Superata la questione circa l’ammissibilità di un risarcimento del danno non patrimoniale, risulta fondamentale e conseguente la distinzione tra tutela reale e tutela aquiliana: l’assolutezza dei diritti reali indica infatti la tutelabilità di tali diritti nella vita di relazione e la conseguente esperibilità di essa nei confronti di chiunque lo contesti o lo pregiudichi o sia destinatario dei suoi effetti. I diritti reali sono assistiti da rimedi che prescindono dall’illecito contrattuale (vedi azione di rivendica sopramenzionata), in quanto presuppongono in ogni caso una situazione obiettiva di antigiuridicità, consistente nella violazione del dovere di rispetto di tali diritti e si azionano sempre contro ingerenze altrui (e la cui tutela prescinde dalla circostanza della trascrizione, come si è dibattuto, che comporta una inopponibilità relativa e risolve il conflitto tra titoli assoggettabili al medesimo onere pubblicitario, ma non mette in discussione il dovere di non ingerenza da parte dei consociati, che restano in ogni caso tenuti al risarcimento dell’eventuale danno). A prescindere dai caratteri generali e comuni del danno non patrimoniale, di cui si tratterà in seguito, la lesione dell’altrui diritto di proprietà mediante fatti dolosi o colposi integra la classica ipotesi di danno ingiusto (come per i diritti reali di godimento, laddove però essa dà luogo a distinte pretese risarcitorie in ragione del valore dei rispettivi diritti): l’azione di responsabilità contro l’illecito civile non va confusa con le azioni a tutela della proprietà, che consentono al proprietario rimedi recuperativi che prescindono dal carattere illecito dell’ingerenza del terzo, invece richiesto sia a titolo doloso che colposo dal diritto al risarcimento del danno.

C’è da verificare quindi come si articola la tutela aquiliana limitatamente al diritto di proprietà e alle eventuali situazioni di fatto non tradizionali, che vengono comunque rientrare nell’alveo di tale tutela, alla sua stessa stregua e che possono essere qualificate in ogni caso – come si è argomentato - situazioni giuridiche reali piene.

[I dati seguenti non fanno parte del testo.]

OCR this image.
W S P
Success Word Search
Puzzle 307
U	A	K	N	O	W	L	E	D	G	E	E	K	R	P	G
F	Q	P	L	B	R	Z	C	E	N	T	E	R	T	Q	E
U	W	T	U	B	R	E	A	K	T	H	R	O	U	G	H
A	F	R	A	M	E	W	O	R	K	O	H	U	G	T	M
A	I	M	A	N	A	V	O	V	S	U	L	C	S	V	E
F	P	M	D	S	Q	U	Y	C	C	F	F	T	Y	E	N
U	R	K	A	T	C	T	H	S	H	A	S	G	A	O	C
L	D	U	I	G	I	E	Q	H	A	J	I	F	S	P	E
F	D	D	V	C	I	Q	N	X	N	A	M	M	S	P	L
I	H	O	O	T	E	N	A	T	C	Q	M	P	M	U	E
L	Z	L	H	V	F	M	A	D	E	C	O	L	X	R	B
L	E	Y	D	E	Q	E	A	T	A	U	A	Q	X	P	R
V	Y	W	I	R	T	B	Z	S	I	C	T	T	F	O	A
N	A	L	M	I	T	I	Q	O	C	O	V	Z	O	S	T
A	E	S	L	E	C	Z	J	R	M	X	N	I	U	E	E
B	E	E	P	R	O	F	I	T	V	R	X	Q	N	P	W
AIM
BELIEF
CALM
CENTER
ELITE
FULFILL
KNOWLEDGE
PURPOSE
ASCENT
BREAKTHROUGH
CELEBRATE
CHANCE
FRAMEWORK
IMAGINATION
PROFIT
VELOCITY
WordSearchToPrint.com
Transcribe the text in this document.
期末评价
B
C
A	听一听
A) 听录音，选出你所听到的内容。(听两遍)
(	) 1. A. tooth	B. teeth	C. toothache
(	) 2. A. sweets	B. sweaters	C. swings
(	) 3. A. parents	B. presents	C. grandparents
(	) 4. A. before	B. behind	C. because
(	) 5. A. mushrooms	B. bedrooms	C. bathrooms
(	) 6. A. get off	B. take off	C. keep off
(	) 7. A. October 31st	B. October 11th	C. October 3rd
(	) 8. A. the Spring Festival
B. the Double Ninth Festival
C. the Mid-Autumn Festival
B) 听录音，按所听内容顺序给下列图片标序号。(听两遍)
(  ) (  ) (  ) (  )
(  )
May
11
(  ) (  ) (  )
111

La tutela aquiliana è azionabile a tutela dei diritti fondamentali, della libertà negoziale , dell’ambiente, fino al diritto di proprietà. Vanno considerate equiparate al diritto di proprietà anche quelle situazioni di proprietà sostanziale che si riscontrano nell’acquirente con riservato dominio e del locatario finanziario, dove il risarcimento è dovuto al compratore o al locatario perché il danno si ripercuote direttamente sulla loro sfera giuridica.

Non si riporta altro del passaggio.